I have numerous positive stories regarding the nursing care my daughter, who has cerebral palsy, has received during her 29 years. Mainly through the Sheffield's Childrens Hospital and Hallamshire Hospital neurological ward.

However, my cause for concern is the lack of understanding with regard to meeting the needs of those, like my daughter, with severe mobility and communication difficulties. This is usually in connection with the equipment she needs, which takes an age to obtain in the first place, and when it fails is not treated as urgent.

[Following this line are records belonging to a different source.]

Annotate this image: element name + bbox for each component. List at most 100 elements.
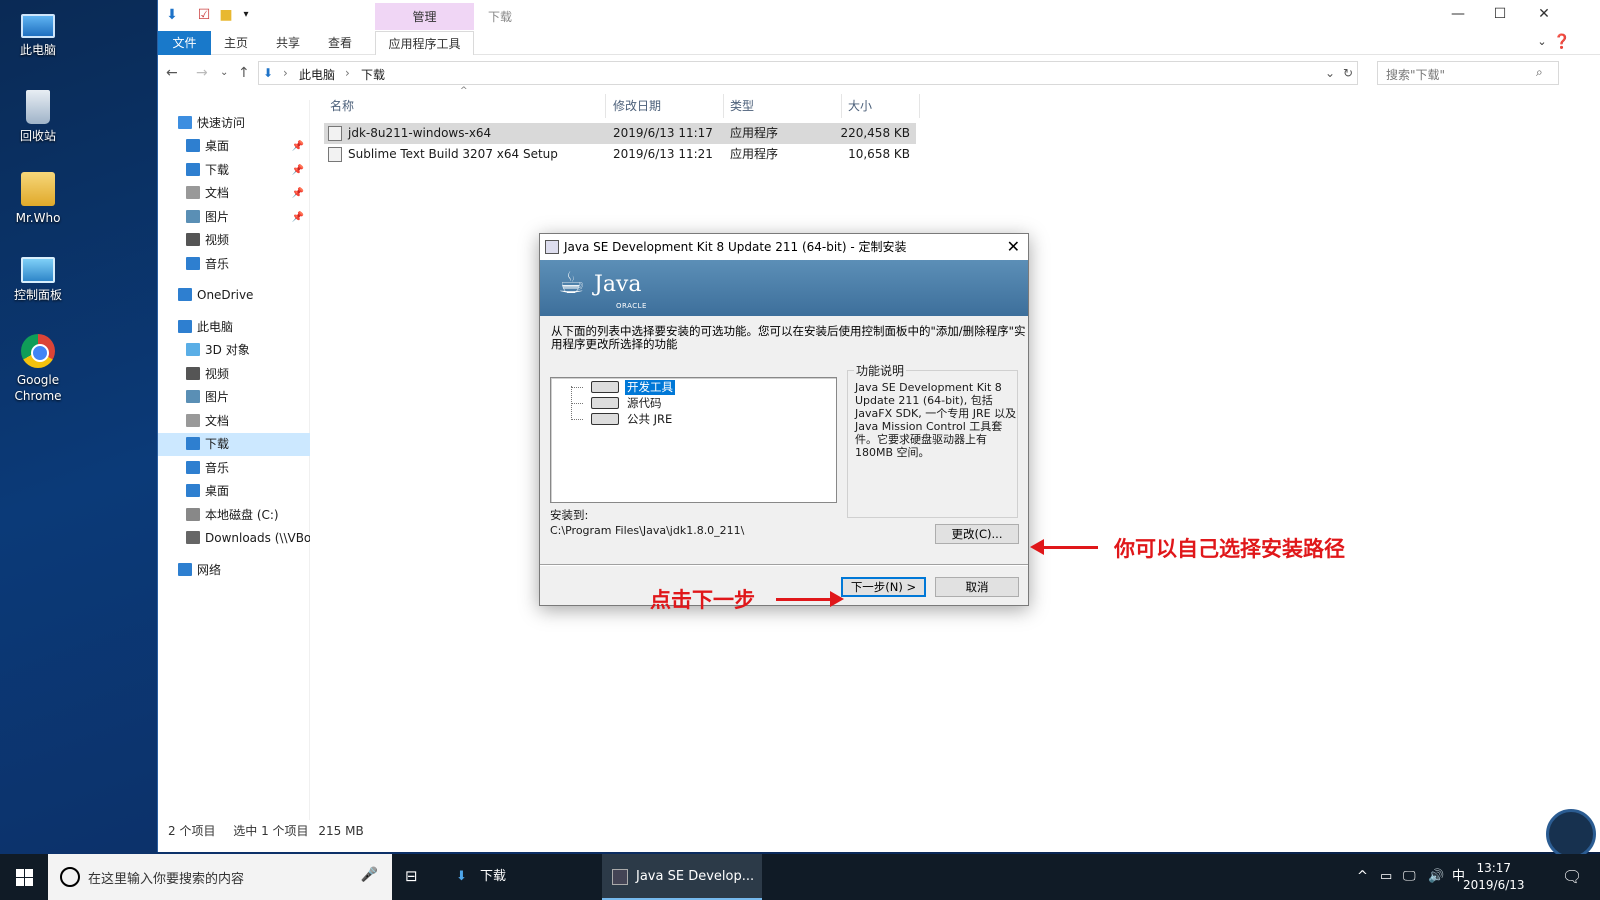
breadcrumb-this-pc[interactable]: 此电脑 bbox=[299, 66, 335, 83]
nav-item[interactable]: 音乐 bbox=[158, 253, 310, 276]
address-dropdown-icon[interactable]: ⌄ bbox=[1325, 66, 1335, 80]
recent-dropdown-icon[interactable]: ⌄ bbox=[220, 67, 228, 78]
tab-view[interactable]: 查看 bbox=[320, 31, 360, 55]
java-cup-icon: ☕ bbox=[558, 266, 585, 301]
minimize-icon[interactable]: — bbox=[1448, 6, 1468, 22]
tree-connector bbox=[571, 419, 583, 420]
desktop-icon-control-panel[interactable]: 控制面板 bbox=[6, 253, 70, 303]
task-view-icon[interactable]: ⊟ bbox=[405, 867, 418, 885]
up-icon[interactable]: ↑ bbox=[238, 65, 250, 81]
desktop-icon-label: Google Chrome bbox=[14, 373, 62, 403]
desktop-icon-user[interactable]: Mr.Who bbox=[6, 172, 70, 226]
taskbar-app-java-installer[interactable]: Java SE Develop... bbox=[602, 854, 762, 900]
network-icon[interactable]: 🖵 bbox=[1403, 854, 1416, 900]
search-input[interactable]: 搜索"下载" bbox=[1377, 61, 1559, 85]
file-date: 2019/6/13 11:21 bbox=[613, 147, 713, 161]
clock[interactable]: 13:17 2019/6/13 bbox=[1463, 860, 1525, 894]
taskbar-app-label: 下载 bbox=[480, 869, 507, 884]
annotation-path-hint: 你可以自己选择安装路径 bbox=[1114, 537, 1345, 561]
nav-item[interactable]: 音乐 bbox=[158, 457, 310, 480]
properties-icon[interactable]: ☑ bbox=[196, 7, 212, 23]
show-hidden-icons-icon[interactable]: ^ bbox=[1357, 854, 1368, 900]
folder-icon bbox=[186, 163, 200, 176]
nav-item[interactable]: 网络 bbox=[158, 559, 310, 582]
feature-tree[interactable]: 开发工具 源代码 公共 JRE bbox=[550, 377, 837, 503]
desktop-icon-chrome[interactable]: Google Chrome bbox=[6, 334, 70, 404]
nav-item[interactable]: 视频 bbox=[158, 229, 310, 252]
breadcrumb-downloads[interactable]: 下载 bbox=[361, 66, 385, 83]
tab-manage[interactable]: 管理 bbox=[375, 3, 474, 30]
download-arrow-icon: ⬇ bbox=[456, 869, 467, 884]
taskbar-app-explorer[interactable]: ⬇ 下载 bbox=[446, 854, 596, 900]
feature-drive-icon[interactable] bbox=[591, 397, 619, 409]
nav-item[interactable]: Downloads (\\VBox bbox=[158, 527, 310, 550]
address-bar[interactable]: ⬇ › 此电脑 › 下载 ⌄ ↻ bbox=[258, 61, 1358, 85]
file-type: 应用程序 bbox=[730, 147, 779, 161]
feature-description-box: 功能说明 Java SE Development Kit 8 Update 21… bbox=[847, 362, 1018, 518]
nav-item[interactable]: 文档 📌 bbox=[158, 182, 310, 205]
column-header-type[interactable]: 类型 bbox=[724, 94, 842, 118]
nav-item[interactable]: 本地磁盘 (C:) bbox=[158, 504, 310, 527]
notification-icon[interactable]: 🗨 bbox=[1562, 854, 1582, 900]
nav-item[interactable]: 桌面 bbox=[158, 480, 310, 503]
column-header-name[interactable]: 名称 bbox=[324, 94, 606, 118]
desktop-icon-recycle-bin[interactable]: 回收站 bbox=[6, 90, 70, 144]
column-header-size[interactable]: 大小 bbox=[842, 94, 920, 118]
volume-icon[interactable]: 🔊 bbox=[1428, 854, 1444, 900]
customize-dropdown-icon[interactable]: ▾ bbox=[238, 7, 254, 23]
nav-item[interactable]: 图片 bbox=[158, 386, 310, 409]
quick-access-toolbar: ⬇ ☑ ■ ▾ 管理 下载 — ☐ ✕ bbox=[158, 0, 1600, 30]
file-row[interactable]: jdk-8u211-windows-x64 2019/6/13 11:17 应用程序… bbox=[324, 123, 916, 144]
tab-share[interactable]: 共享 bbox=[268, 31, 308, 55]
taskbar-search[interactable]: 在这里输入你要搜索的内容 🎤 bbox=[48, 854, 392, 900]
folder-icon bbox=[186, 367, 200, 380]
nav-item[interactable]: 图片 📌 bbox=[158, 206, 310, 229]
nav-item-label: 3D 对象 bbox=[205, 343, 250, 357]
file-size: 220,458 KB bbox=[840, 126, 910, 140]
microphone-icon[interactable]: 🎤 bbox=[361, 867, 378, 883]
nav-item[interactable]: 桌面 📌 bbox=[158, 135, 310, 158]
nav-item-label: Downloads (\\VBox bbox=[205, 531, 310, 545]
ribbon-expand-icon[interactable]: ⌄ bbox=[1532, 35, 1552, 48]
refresh-icon[interactable]: ↻ bbox=[1343, 66, 1353, 80]
feature-public-jre[interactable]: 公共 JRE bbox=[625, 412, 674, 427]
feature-drive-icon[interactable] bbox=[591, 413, 619, 425]
feature-description: Java SE Development Kit 8 Update 211 (64… bbox=[855, 381, 1017, 459]
nav-item[interactable]: 此电脑 bbox=[158, 316, 310, 339]
cancel-button[interactable]: 取消 bbox=[935, 577, 1019, 597]
windows-start-icon[interactable] bbox=[0, 854, 48, 900]
recycle-bin-icon bbox=[26, 90, 50, 124]
tab-file[interactable]: 文件 bbox=[158, 31, 211, 55]
close-icon[interactable]: ✕ bbox=[1534, 6, 1554, 22]
computer-icon bbox=[21, 14, 55, 38]
feature-drive-icon[interactable] bbox=[591, 381, 619, 393]
jdk-setup-dialog: Java SE Development Kit 8 Update 211 (64… bbox=[539, 233, 1029, 606]
change-button[interactable]: 更改(C)... bbox=[935, 524, 1019, 544]
nav-item[interactable]: OneDrive bbox=[158, 284, 310, 307]
tab-home[interactable]: 主页 bbox=[216, 31, 256, 55]
user-folder-icon bbox=[21, 172, 55, 206]
nav-item[interactable]: 快速访问 bbox=[158, 112, 310, 135]
nav-item[interactable]: 视频 bbox=[158, 363, 310, 386]
cortana-icon bbox=[60, 867, 80, 887]
desktop-icon-this-pc[interactable]: 此电脑 bbox=[6, 8, 70, 58]
tab-app-tools[interactable]: 应用程序工具 bbox=[375, 31, 474, 55]
maximize-icon[interactable]: ☐ bbox=[1490, 6, 1510, 22]
next-button[interactable]: 下一步(N) > bbox=[841, 577, 926, 597]
nav-item-label: 桌面 bbox=[205, 484, 230, 498]
forward-icon[interactable]: → bbox=[196, 65, 208, 81]
feature-source-code[interactable]: 源代码 bbox=[625, 396, 664, 411]
nav-item[interactable]: 下载 📌 bbox=[158, 159, 310, 182]
nav-item[interactable]: 下载 bbox=[158, 433, 310, 456]
column-header-date[interactable]: 修改日期 bbox=[607, 94, 724, 118]
usb-icon[interactable]: ▭ bbox=[1380, 854, 1392, 900]
close-icon[interactable]: ✕ bbox=[1007, 234, 1020, 260]
nav-item[interactable]: 3D 对象 bbox=[158, 339, 310, 362]
nav-item[interactable]: 文档 bbox=[158, 410, 310, 433]
new-folder-icon[interactable]: ■ bbox=[218, 7, 234, 23]
back-icon[interactable]: ← bbox=[166, 65, 178, 81]
help-icon[interactable]: ❓ bbox=[1552, 34, 1572, 50]
feature-dev-tools[interactable]: 开发工具 bbox=[625, 380, 675, 395]
dialog-title: Java SE Development Kit 8 Update 211 (64… bbox=[564, 240, 907, 254]
file-row[interactable]: Sublime Text Build 3207 x64 Setup 2019/6/… bbox=[324, 144, 916, 165]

Four weeks have elapsed since I reported that her father had to make a temporary repair to her CAPS II seat for her wheelchair. Parts were ordered for the permanent repair without any offer to a) check the temporary repair b) establish the exact cause of the failure through inspection. I was told that the parts would take four weeks to arrive from the manufacturer and then a date to carry out the repair would be arranged. I have telephoned 3 times since then to explain the urgency and to tell them of an identical failure on the opposite side of the chair: then today, to establish whether the parts have been received.

The helpful worker for the specialist mobility and rehabilitation unit based on the Northern General Hospital site in Sheffield was extremely apologetic, but explained that there was nothing she could do to speed the process up and she did not know when the parts would be received. She said that she would explore it for me, and let me know.

There is a risk to her carers and to my daughter until the repair has been carried out. No-one has questioned me about the risk and there doesn't seem to be a process for prioritising repairs based on the level of risk.

The parts in question are standard 'small' parts and had it been a vehicle I wanted repairing, would have been available within a day or so.

What concerns me also is that, according to the worker I'd spoken to, the repair team has a substantial amount of work in process and I have no way of knowing when the repair will be carried out because this can only be established when the parts have been received.

My daughter has no alternative seating arrangements at home or means of mobility. If we are unable to maintain the temporary repair then I do not know what solution I can apply.